Either way, the veterans knew how to feign the proper level of indifference. An uncaring walk, the noncommittal lear through the glass and easy look away conveyed her message. I was with my boyfriend, and I could care less what you hard up losers think.
Ouch, you go girl.
My optics weren’t going so well, though and the learning curve seemed unending. My roommates weren’t enjoying my anxiety either but cut me plenty of slack.
The first programming assignment finally came and what a monumental endeavor. Read in a series of grades, sort and compute an average - Alan Turing himself would have winced.
I went to work nonetheless, and into the drama, came a complexity of the age. We only got two hours a day on the Burroughs B-6800.
Literally on the clock - the minutes would tick down before your eyes. You also had to find off-hours like Friday night or weekend mornings to slog through.
Even so, I had more to learn at Clinton. What was expected of a guy on the walk. Staring down and shaking your head wasn’t a good look, and said, the all nighter didn’t fully develop.
Fruition, though, still required that you didn’t tip your hand. A slight slouch, a leisurely pace and you avoid eye contact. This way a sense of old hat had came across, because you didn’t want to look like this was the first time you kissed a girl.
That was obviously going to be my cross to bear. Still, I had other things to worry about and fortunately my algorithm looked good on paper. On the computer however, compilations errors, run time errors and logical errors derailed my optimism.
In short, I was doomed.
On the other hand, I’m pretty persistent and the scarcity of CPU time didn’t deter me. Friday and Saturday night sent me home early so I could queue up in the morning.
I inched closer. But Saturday crunch time elapsing, the Monday due date loomed and the Sunday morning showdown arrived. Hammering away at the keyboard, the sorted numbers suddenly came scrolling across the screen - and wait for it… Class average : 00
The four letter words came out in full force. But my future was at hand, and several keystrokes later, the force of my intellect exploded the final two digits on the screen. The lords of all creation? I was a conquering hero and here to stay. Brunch time baby !

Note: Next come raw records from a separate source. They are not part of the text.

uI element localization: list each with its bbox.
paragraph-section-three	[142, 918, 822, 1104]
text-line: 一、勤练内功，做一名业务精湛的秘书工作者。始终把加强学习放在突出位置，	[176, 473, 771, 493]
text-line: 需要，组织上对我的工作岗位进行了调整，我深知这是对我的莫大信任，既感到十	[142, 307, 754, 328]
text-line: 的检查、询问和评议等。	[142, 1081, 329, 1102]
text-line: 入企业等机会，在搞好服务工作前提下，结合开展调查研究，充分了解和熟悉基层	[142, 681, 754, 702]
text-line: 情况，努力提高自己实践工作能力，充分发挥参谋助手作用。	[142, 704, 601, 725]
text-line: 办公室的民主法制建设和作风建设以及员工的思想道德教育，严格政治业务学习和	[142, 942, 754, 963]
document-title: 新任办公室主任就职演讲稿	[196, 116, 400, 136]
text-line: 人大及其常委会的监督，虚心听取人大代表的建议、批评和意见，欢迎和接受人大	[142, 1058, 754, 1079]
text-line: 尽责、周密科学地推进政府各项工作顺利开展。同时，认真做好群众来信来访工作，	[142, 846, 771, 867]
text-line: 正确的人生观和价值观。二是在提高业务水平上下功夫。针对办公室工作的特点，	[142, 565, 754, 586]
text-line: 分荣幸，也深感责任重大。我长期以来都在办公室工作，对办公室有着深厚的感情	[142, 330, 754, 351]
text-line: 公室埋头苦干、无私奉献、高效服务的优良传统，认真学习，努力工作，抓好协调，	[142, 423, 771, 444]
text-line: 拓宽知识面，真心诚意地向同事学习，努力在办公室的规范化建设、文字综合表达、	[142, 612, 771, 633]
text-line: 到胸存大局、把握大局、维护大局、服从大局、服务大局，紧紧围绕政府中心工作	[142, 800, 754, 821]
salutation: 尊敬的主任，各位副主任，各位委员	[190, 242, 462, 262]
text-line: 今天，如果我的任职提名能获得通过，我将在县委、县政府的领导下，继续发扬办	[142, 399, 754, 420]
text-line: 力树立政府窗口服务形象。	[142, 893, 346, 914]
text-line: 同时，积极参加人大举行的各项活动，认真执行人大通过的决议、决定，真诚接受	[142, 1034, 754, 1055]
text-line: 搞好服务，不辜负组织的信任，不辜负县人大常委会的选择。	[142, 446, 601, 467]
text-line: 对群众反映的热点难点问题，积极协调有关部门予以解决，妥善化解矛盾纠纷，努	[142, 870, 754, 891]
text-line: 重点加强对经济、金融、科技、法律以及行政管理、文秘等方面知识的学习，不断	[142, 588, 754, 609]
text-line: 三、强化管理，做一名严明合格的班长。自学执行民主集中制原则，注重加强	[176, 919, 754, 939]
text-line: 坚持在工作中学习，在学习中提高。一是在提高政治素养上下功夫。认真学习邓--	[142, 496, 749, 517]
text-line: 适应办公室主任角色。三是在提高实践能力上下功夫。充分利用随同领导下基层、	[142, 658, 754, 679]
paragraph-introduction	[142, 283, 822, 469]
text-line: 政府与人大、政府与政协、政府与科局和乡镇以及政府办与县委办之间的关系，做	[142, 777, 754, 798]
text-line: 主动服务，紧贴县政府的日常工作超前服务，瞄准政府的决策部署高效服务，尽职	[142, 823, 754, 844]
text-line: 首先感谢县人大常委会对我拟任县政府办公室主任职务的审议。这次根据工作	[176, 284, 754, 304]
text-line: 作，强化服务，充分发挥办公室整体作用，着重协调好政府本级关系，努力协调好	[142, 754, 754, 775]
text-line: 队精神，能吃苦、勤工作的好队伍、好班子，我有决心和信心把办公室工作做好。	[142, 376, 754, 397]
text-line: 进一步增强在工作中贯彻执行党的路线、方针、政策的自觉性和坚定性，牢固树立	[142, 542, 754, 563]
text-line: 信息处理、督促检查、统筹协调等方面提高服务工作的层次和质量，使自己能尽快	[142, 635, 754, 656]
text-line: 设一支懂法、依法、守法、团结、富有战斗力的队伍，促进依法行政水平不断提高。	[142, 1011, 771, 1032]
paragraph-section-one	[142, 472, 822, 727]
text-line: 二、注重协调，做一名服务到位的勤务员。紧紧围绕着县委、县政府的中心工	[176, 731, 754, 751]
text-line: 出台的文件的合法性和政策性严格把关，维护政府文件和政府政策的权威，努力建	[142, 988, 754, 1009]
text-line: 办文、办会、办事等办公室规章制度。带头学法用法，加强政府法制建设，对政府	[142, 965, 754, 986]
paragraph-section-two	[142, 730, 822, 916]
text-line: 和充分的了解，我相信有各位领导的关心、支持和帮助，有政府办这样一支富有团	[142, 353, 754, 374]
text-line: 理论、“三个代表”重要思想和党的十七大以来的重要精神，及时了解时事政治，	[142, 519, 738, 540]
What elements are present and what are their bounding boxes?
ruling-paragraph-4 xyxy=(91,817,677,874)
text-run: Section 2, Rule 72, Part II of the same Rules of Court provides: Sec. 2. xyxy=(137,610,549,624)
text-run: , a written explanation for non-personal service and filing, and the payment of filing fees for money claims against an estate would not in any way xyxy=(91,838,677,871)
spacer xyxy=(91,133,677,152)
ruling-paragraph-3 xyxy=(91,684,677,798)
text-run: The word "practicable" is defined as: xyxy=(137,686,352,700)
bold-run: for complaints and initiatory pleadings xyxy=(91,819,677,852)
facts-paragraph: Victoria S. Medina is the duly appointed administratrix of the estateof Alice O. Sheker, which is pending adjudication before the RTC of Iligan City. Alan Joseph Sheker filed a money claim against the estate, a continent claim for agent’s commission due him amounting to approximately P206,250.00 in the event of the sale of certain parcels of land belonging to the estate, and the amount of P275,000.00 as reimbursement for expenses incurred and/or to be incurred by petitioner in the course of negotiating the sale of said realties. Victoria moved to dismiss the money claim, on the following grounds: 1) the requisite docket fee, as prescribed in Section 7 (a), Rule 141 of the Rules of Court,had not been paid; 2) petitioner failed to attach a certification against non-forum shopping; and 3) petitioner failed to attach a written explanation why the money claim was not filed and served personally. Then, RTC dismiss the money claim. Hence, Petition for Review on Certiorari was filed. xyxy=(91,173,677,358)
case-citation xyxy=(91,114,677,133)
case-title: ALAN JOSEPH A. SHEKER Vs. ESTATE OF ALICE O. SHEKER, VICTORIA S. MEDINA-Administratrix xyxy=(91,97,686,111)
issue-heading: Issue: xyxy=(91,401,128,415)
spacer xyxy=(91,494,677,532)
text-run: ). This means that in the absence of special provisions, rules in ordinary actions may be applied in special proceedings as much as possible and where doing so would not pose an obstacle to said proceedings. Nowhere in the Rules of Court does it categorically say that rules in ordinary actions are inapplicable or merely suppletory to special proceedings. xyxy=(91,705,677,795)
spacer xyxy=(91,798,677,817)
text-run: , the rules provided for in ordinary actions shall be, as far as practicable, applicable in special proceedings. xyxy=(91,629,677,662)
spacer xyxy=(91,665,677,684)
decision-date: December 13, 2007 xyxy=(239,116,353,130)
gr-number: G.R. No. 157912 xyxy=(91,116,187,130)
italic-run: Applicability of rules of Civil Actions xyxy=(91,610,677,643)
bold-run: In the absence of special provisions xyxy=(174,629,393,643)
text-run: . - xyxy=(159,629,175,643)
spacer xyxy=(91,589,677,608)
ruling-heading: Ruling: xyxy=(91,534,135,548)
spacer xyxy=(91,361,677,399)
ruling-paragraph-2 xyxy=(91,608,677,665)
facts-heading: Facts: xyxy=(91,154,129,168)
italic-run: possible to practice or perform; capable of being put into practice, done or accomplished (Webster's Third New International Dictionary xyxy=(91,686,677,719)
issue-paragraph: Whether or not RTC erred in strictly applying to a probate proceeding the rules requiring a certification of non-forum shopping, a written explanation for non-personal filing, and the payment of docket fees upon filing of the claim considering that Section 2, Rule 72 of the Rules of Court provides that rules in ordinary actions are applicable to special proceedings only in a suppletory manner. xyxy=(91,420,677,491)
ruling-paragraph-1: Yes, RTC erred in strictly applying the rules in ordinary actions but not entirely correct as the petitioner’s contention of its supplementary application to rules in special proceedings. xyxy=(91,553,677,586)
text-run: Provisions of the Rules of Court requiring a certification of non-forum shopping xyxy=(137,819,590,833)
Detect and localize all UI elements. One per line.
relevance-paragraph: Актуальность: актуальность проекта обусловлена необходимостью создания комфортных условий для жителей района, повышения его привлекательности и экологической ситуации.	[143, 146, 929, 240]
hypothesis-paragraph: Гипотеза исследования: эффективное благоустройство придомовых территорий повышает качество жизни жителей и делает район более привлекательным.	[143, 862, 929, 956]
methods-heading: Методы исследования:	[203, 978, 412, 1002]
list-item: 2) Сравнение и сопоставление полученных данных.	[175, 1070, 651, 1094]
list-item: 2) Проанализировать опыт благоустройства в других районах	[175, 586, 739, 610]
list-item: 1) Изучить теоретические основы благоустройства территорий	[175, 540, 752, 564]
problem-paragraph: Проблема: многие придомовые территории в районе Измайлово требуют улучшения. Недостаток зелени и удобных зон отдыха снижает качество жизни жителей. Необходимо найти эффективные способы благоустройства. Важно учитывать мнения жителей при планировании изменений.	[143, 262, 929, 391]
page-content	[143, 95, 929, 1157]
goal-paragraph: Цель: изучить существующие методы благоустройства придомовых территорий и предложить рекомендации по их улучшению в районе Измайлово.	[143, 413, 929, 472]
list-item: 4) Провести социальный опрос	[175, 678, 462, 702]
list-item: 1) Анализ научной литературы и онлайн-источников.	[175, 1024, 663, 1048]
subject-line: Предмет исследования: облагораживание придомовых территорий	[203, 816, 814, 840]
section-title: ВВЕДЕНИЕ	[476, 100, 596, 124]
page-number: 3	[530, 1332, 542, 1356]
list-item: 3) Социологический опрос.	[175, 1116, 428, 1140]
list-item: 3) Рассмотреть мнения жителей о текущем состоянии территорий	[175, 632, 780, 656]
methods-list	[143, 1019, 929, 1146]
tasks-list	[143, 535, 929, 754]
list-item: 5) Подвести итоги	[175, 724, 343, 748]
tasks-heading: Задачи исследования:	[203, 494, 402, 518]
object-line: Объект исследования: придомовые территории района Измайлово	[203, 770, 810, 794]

But remember, all roads lead back, and in my state of elation, I completely forgot the shameful protocol. Now on the other side of the glass, eye contact was in order and finding my fifth floor compatriots meant only one reaction would do.
Dropping my cross, I threw my arms in the air, and there you have it, how not to do the Plattsburgh walk of shame. I can only imagine how the elders reacted.
So did my little dance actually happen. Well, a few years ago I was recalling that first shining moment in the computer room, and the desire I probably had to share my triumph and utter relief. I definitely walked path and most assuredly looked into to see my friends. Thus, it occurred to me that my arms may have very well shot up in oblivious abandon.
Now I could see if any of my friends remember, but why let the facts get in the way of a good story.